Sur un mince cristal l'hiver conduit leurs pas,
Le précipice est sous la glace.
Telle est de vos plaisirs la légère surface.
Glissez, mortels ! n'appuyez pas.

Moi-même je n'en eus rien su si, en se promenant sur les quais de la Seine, Louis Sébastien Mercier n'avait eu l'œil attiré par cette estampe et n'en avait noté les vers, reproduits sans nom d'auteur, avant de les intégrer dans un chapitre de son admirable Tableau de Paris.

On m'objectera peut-être – je connais les mauvais esprits qui hantent parfois ces lieux… – que le fait de connaître un vers par-ci, un vers par-là, n'empêche nullement leurs malheureux auteurs de sombrer dans l'oubli, puisque personne ne parle plus jamais d'eux. Je m'inscris en faux, mes Pères ! Et j'affirme que l'on parle bel et bien encore d'eux. La preuve.

mardi 14 avril 2020

Conseil pour une lecture utile


Le Journal de l'année de la peste, de Daniel Defoe (1722)

La lecture de ce livre, qui n'est ni tout à fait un témoignage – Defoe avait 5 ans au moment de la Great Plague de 1665 –, ni tout à fait une enquête, ni tout à fait un reportage, ni tout à fait une fiction, mais un cocktail subtilement dosé de tout cela, s'est imposée à moi avec la force d'une évidence ; ce d'autant qu'il s'agit d'une œuvre remarquable.

Remarquable surtout aujourd'hui, bien entendu, car Defoe y note un certain nombre de faits, de réactions, d'anomalies surgissantes dont, en tenant compte du décalage temporel, on peut voir renaître et croître les mêmes ces jours-ci. Au premier rang, la plus immédiatement visible d'entre ces distorsions dues à l'épidémie, voire à l'idée de l'épidémie, que je me permets de résumer en ce modeste dystique distique :


La peste, tout soudain, s'abattit sur la foule ;
Si tous n'en mouraient pas, tous devenaient maboules.

lundi 13 avril 2020

Masque en rade


Je suis fort aise de me trouver en plein accord avec Cyril Bennasar,  dont j'ai toujours bien aimé les articles, qui, ce matin, écrit ceci sur Causeur, à propos du port du masque, qui pourrait, affirment les bien-z'informés, devenir obligatoire :

« On dirait une blague : « Tu préfèrerais avoir un bec de canard pendant trois mois ou te retrouver à hôpital avec des tuyaux ? ». Heureusement, il y a une troisième option, un confinement strict.
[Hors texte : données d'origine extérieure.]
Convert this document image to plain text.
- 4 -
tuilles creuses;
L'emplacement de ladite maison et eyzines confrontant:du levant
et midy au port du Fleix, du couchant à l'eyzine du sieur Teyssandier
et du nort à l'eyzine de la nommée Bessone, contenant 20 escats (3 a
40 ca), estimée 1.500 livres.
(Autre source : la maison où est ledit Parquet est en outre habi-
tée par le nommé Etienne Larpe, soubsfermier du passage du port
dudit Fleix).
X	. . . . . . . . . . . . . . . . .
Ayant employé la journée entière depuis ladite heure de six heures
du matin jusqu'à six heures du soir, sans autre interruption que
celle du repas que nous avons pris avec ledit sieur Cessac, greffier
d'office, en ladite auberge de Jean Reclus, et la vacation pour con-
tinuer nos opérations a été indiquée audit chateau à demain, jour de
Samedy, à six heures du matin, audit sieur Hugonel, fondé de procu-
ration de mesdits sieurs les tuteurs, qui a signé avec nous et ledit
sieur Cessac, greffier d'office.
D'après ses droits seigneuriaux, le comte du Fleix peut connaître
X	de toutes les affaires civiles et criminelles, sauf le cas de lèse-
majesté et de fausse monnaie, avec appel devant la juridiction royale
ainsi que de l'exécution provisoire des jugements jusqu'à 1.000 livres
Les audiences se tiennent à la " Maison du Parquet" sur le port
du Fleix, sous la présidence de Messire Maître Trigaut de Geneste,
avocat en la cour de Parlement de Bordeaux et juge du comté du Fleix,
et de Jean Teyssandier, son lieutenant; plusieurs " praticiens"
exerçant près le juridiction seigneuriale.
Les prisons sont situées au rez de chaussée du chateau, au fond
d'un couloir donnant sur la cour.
Moi qui ai toujours préféré le risque du traumatisme crânien au ridicule du casque à ski ou à vélo, je crois que je vais préférer l’ermitage au port du bec. Si je survis à la pandémie, je n’aimerai pas avoir été vu sous mon profil palmipède et si j’y reste, je ne veux pas que mon image se confonde dans la mémoire de mes descendants avec celle de Donald. »

Préférer l'ermitage au port du bec : c'est exactement la ligne que je me suis fixée, dès qu'il a été question d'une quelconque obligation. Nous allons donc sans doute passer, Cyril et moi-même (et d'autres valeureux inconnus avec nous) du statut de claquemuré à celui d'emmuré. La différence ne sera pas grande en ce qui me concerne – pour lui, je ne sais pas.

En tout cas, son article est de ceux que j'aurais pu écrire, si j'avais été l'un des collaborateurs de cette prestigieuse publication. Je vous invite à le lire. Sans masque ni gants.

dimanche 12 avril 2020

Shit, alors !


Un titre d'Atlantico qui fait ma joie et qui, je crois, se passe de commentaire :  

« Problèmes d'approvisionnement et de distribution : le prix de la drogue explose en France. »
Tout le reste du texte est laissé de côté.